Albany Advertiser / Great Southern Herald – Investing in art Penelope Thomas
Investing in art
Art has the ability to punctuate a home by providing a window into the lives of the people who live there.
Finding a piece to fit your home and match the mood of a specific area doesn’t need to be a daunting process. You might have to do some sifting to sort the wheat from the chaff, but if you can stay focused and follow your instincts you will be sure to pick something that works for you. New Homes spoke with contemporary Australian visual artist Lara Scolari, who listed her top five considerations for choosing artwork.
Do your research
Visit public museums, private galleries – anywhere and everywhere that will let you. You want to educate yourself as much as possible – not just in the grand overtures of art history, but in current trends and fashions. You will also want to get an idea of the ebb and flow of the popularity of certain types of art. Get on as many mailing lists as you can and see what kind of things they’re featuring. The better educated you are about this world, the more likely you are to make a well-informed purchase.

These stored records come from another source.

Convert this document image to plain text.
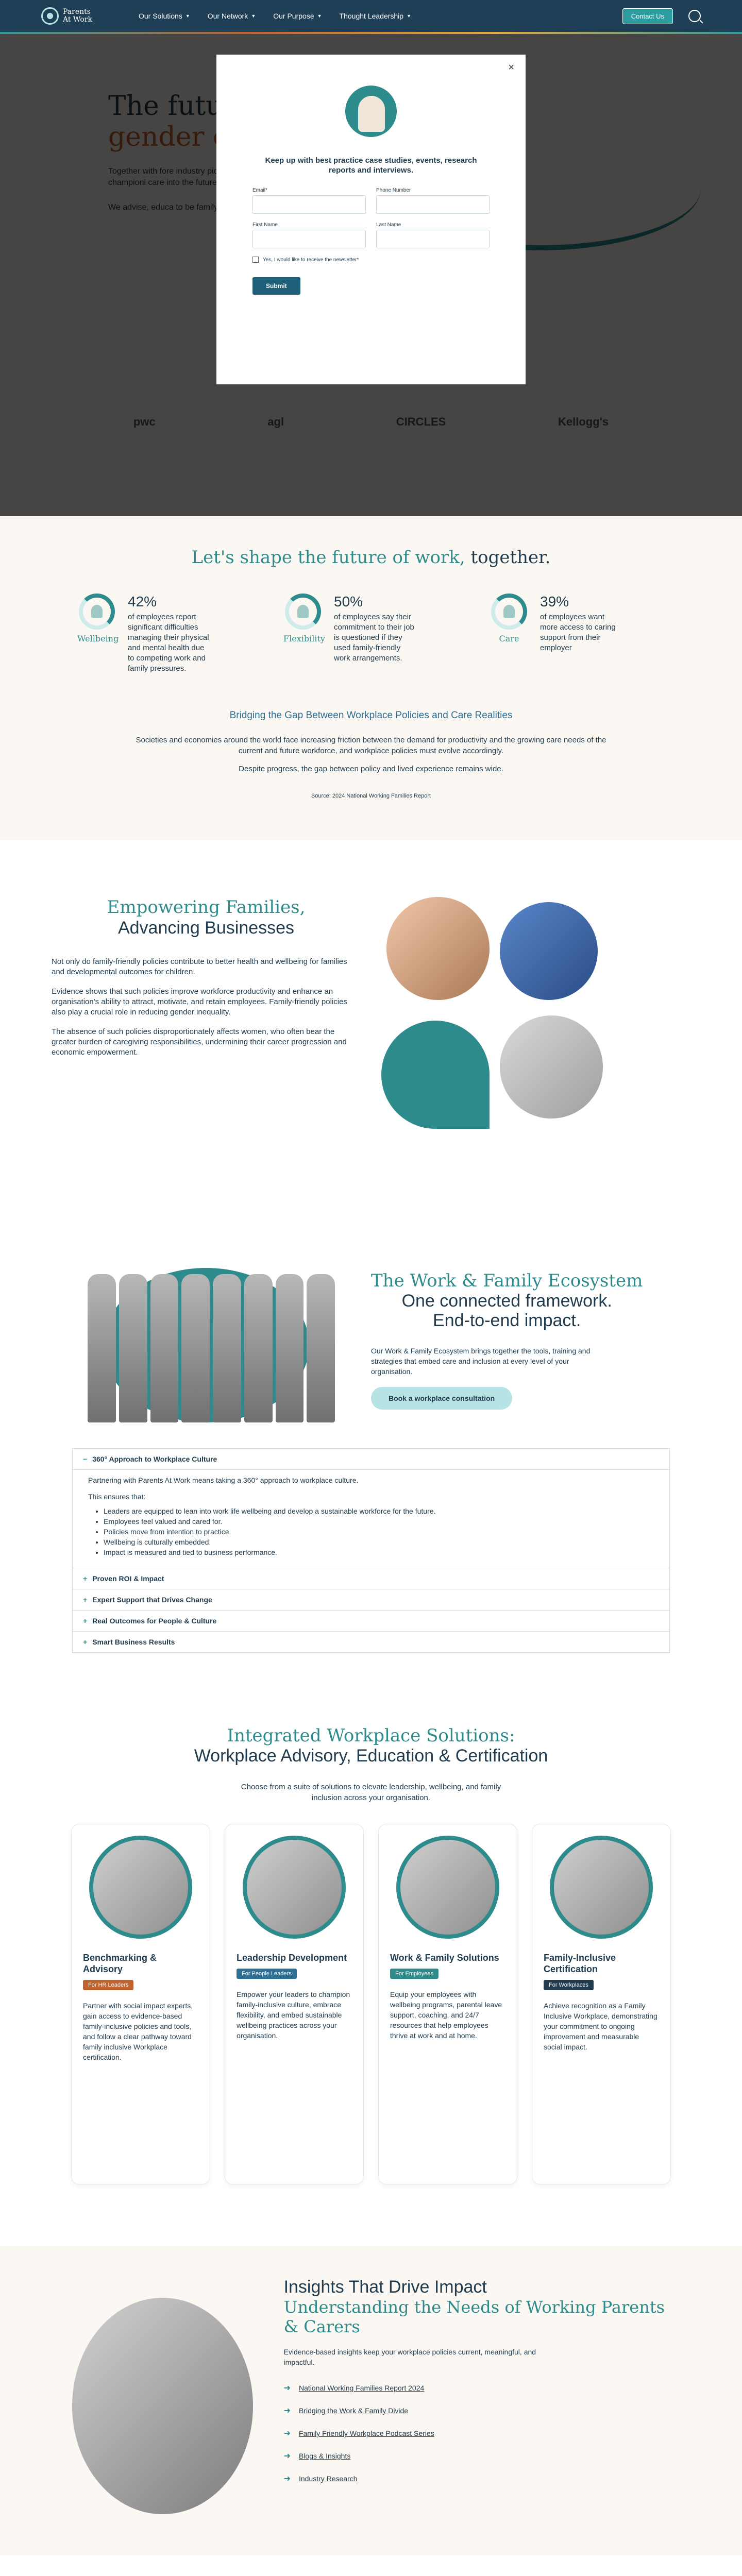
Parents
At Work	Our Solutions ▼ Our Network ▼ Our Purpose ▼ Thought Leadership ▼	Contact Us

×
Keep up with best practice case studies, events, research reports and interviews.
Email*	Phone Number
First Name	Last Name
Yes, I would like to receive the newsletter*
Submit
Let's shape the future of work, together.
Wellbeing
42%
of employees report significant difficulties managing their physical and mental health due to competing work and family pressures.
Flexibility
50%
of employees say their commitment to their job is questioned if they used family-friendly work arrangements.
Care
39%
of employees want more access to caring support from their employer
Bridging the Gap Between Workplace Policies and Care Realities

Societies and economies around the world face increasing friction between the demand for productivity and the growing care needs of the current and future workforce, and workplace policies must evolve accordingly.

Despite progress, the gap between policy and lived experience remains wide.

Source: 2024 National Working Families Report
Empowering Families,
Advancing Businesses

Not only do family-friendly policies contribute to better health and wellbeing for families and developmental outcomes for children.

Evidence shows that such policies improve workforce productivity and enhance an organisation's ability to attract, motivate, and retain employees. Family-friendly policies also play a crucial role in reducing gender inequality.

The absence of such policies disproportionately affects women, who often bear the greater burden of caregiving responsibilities, undermining their career progression and economic empowerment.

The Work & Family Ecosystem
One connected framework.
End-to-end impact.

Our Work & Family Ecosystem brings together the tools, training and strategies that embed care and inclusion at every level of your organisation.

Book a workplace consultation
− 360° Approach to Workplace Culture
Partnering with Parents At Work means taking a 360° approach to workplace culture.
This ensures that:
• Leaders are equipped to lean into work life wellbeing and develop a sustainable workforce for the future.
• Employees feel valued and cared for.
• Policies move from intention to practice.
• Wellbeing is culturally embedded.
• Impact is measured and tied to business performance.
+ Proven ROI & Impact
+ Expert Support that Drives Change
+ Real Outcomes for People & Culture
+ Smart Business Results
Integrated Workplace Solutions:
Workplace Advisory, Education & Certification

Choose from a suite of solutions to elevate leadership, wellbeing, and family inclusion across your organisation.

Benchmarking & Advisory
For HR Leaders

Partner with social impact experts, gain access to evidence-based family-inclusive policies and tools, and follow a clear pathway toward family inclusive Workplace certification.

Leadership Development
For People Leaders

Empower your leaders to champion family-inclusive culture, embrace flexibility, and embed sustainable wellbeing practices across your organisation.

Work & Family Solutions
For Employees

Equip your employees with wellbeing programs, parental leave support, coaching, and 24/7 resources that help employees thrive at work and at home.

Family-Inclusive Certification
For Workplaces

Achieve recognition as a Family Inclusive Workplace, demonstrating your commitment to ongoing improvement and measurable social impact.

Insights That Drive Impact
Understanding the Needs of Working Parents & Carers

Evidence-based insights keep your workplace policies current, meaningful, and impactful.

➜ National Working Families Report 2024
➜ Bridging the Work & Family Divide
➜ Family Friendly Workplace Podcast Series
➜ Blogs & Insights
➜ Industry Research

Remember what you pick has to hang in your own home
Art is an investment unlike any other – it’s not a bond or a share. It’s something you will likely hang in your home. So it’s imperative you buy a work not only because it makes financial sense to do so, but because you love it as well. It’s important it fits with your personality and your home, as that’s where it’s going to spend many of the next years.
You don’t need to start with hundreds of thousands of dollars – in fact, it’s best you don’t. Get a feel for the art world and the way things work by dipping your toe in first. Having said that, it’s also worth waiting until you have a decent amount to spend. Great art can be bought from $3000 upwards, dependant on the size and scale. Importantly, once you have a budget, you need to stick to it. Be strict with yourself – prices can creep up around you and you could end up spending far more than you initially bargained for.
Buy from a reputable source
This is more pertinent the newer you are to the scene, as not only does it give you confidence in the piece you’re buying, it means you’re not the only person invested in the artist’s success. If an artist has a gallery who represents them, that gallery is also looking for them to succeed, as well as having their own reasons for thinking they will. This can make a compelling case for the artist from a buyer’s point of view – all positives for you as the investor.
Bear in mind you will have to be patient
Remember this isn’t a short-term option, and it’s not even a particularly secure one. Art isn’t a very liquid asset – you need to be prepared to sit on it. But as long as you pick something because it speaks personally to you, as well as has potential financially, that shouldn’t be a problem.